Under good viewing conditions, the density of stars in the nighttime sky is roughly the same at any location, save along the Milky Way’s thin celestial streak. It's tempting to extend that uniformity outward and picture the cosmos as a uniform sea of galaxies. But on the largest scales the universe is arranged not as a sea but in a vast web, with galaxies clustered along gossamer threads of dark matter.
While scientists have detected hints of dark matter’s network and shown that the web’s intersections closely align with the positions where galaxies bunch into clusters, the dark-matter strands that theoretically link clusters have remained undetected.
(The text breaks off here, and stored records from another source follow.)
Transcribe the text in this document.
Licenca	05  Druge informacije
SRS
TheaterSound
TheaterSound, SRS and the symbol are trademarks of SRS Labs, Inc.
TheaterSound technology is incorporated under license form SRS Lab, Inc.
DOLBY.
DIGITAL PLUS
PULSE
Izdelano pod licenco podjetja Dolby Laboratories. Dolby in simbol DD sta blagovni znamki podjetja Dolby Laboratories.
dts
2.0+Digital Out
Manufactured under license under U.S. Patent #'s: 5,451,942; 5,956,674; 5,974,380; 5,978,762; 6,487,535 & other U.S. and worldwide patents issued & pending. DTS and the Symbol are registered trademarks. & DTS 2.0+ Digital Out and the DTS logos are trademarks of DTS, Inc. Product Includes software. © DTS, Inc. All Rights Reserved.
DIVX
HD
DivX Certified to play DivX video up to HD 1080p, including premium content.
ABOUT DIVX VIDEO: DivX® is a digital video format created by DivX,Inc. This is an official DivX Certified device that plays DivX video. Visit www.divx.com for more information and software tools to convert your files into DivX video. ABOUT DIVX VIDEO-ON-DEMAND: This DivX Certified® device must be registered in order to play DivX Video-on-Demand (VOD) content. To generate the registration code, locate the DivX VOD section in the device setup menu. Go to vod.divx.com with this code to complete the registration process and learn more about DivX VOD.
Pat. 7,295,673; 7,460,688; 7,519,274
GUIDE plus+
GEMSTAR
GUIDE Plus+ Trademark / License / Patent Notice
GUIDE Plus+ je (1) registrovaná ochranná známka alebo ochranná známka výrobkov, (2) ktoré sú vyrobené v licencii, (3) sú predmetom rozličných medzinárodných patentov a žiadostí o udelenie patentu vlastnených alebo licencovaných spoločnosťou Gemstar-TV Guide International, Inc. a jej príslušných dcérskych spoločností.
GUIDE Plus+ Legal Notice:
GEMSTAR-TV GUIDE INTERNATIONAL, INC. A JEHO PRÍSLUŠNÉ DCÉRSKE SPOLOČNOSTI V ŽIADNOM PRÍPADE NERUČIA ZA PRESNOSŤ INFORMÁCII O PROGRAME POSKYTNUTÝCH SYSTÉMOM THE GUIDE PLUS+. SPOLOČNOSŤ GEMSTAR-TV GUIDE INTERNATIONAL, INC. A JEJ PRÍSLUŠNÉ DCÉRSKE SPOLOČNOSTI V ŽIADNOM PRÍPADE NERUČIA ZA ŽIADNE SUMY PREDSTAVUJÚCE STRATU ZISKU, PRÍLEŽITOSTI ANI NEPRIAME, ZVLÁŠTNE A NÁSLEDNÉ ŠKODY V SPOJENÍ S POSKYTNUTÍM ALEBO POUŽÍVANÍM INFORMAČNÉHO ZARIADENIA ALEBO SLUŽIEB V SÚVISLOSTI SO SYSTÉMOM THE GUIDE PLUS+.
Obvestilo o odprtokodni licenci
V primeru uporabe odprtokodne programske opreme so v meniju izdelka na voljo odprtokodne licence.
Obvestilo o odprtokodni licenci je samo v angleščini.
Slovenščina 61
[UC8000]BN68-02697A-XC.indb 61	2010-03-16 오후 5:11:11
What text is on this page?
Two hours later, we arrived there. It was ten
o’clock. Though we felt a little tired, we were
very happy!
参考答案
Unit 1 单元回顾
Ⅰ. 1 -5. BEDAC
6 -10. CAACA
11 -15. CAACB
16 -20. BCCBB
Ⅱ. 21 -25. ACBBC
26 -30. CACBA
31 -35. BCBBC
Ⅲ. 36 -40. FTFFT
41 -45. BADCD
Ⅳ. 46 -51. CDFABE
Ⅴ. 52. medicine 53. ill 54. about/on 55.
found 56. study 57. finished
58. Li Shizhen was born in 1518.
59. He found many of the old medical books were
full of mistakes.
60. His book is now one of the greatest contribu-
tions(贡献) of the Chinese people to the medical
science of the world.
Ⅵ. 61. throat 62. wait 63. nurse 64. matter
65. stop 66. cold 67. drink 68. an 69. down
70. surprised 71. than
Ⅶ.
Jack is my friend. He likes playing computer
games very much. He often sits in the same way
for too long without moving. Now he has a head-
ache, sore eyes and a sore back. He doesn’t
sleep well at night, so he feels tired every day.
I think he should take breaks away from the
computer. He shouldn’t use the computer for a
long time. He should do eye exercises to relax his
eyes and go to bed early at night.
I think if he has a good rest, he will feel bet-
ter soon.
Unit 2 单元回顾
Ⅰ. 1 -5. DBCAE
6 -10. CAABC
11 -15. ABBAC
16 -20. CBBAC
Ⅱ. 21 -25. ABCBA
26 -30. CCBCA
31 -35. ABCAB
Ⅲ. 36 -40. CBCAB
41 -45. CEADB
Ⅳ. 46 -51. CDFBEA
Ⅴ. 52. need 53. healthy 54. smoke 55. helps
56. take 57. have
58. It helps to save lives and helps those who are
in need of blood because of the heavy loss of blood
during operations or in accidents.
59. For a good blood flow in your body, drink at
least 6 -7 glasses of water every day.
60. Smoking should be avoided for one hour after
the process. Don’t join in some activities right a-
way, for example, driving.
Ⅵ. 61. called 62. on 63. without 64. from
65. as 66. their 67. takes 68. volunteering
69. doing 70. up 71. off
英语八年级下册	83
But cosmologist Jörg Dietrich (now at University Observatory Munich) and an international team of scientists announced this week in Nature that they have detected a dark-matter filament connecting the two main components of Abell 222/223, a galactic supercluster system in the constellation Cetus roughly 3 billion light-years away.
Although scientists theorize that dark matter makes up about 80% of everything in the universe, it’s exceedingly difficult to detect. Unlike normal matter — the stuff of stars and planets and people — dark matter is unaffected by electromagnetic radiation, so it's invisible. Scientists searching for it have to infer its presence from its gravitational effects.
Dietrich and his colleagues exploited a phenomenon called weak gravitational lensing to find their cosmic filament. When light passes a massive object, the light’s path bends a little as the photons travel through the spacetime dip the object creates. Dietrich found these distortions in light emitted by galaxies behind Abell 222/223, a sure sign of an additional collection of mass in the foreground. But all the researchers could see between the clusters was a hot, wispy gas cloud, not nearly massive enough to lens the light.
(Such gas makes up a large part of the universe’s normal matter, which is so thinly spread that it often eludes detection, Dietrich and his colleagues suggested in 2008 when observing this same cluster complex.)
Combining observations from the Subaru telescope in Hawaii and the XMM-Newton space telescope, Dietrich’s team calculated that the gas cloud accounted for at most 9% of the mass in the area. The remainder, Dietrich says, is dark matter.
The cosmic web's individual strands are difficult to detect not only because dark matter is invisible, but also because it's so diffuse. The filaments are roughly tube-like in shape, and most are oriented vertically from our perspective, so we look through their short dimension instead of along their length. But the strand connecting Abell 222 and Abell 223 happens to be pointing along our line of sight, so we look straight down the barrel. This orientation puts more material between us and the light sources beyond the clusters, which enhances the lensing effect and makes the dark matter detectable.
Such specific orientations are rare, which may explain why the filaments have gone undetected until now. But Dietrich has high hopes that similar discoveries lie just around the corner. "We are in a great age of observational cosmology," he says, adding that data from the Sloan Digital Sky Survey and the upcoming Dark Energy Survey will "vastly expand the catalogs of galaxy clusters."
While Abell 222/223 contains hundreds of galaxies, the largest clusters contain tens of thousands. Pairs of clusters within these larger groups are likely to be connected with dark-matter filaments. As our observations peer deeper into the universe, cosmologists' chances increase for uncovering the elusive threads of the cosmic web.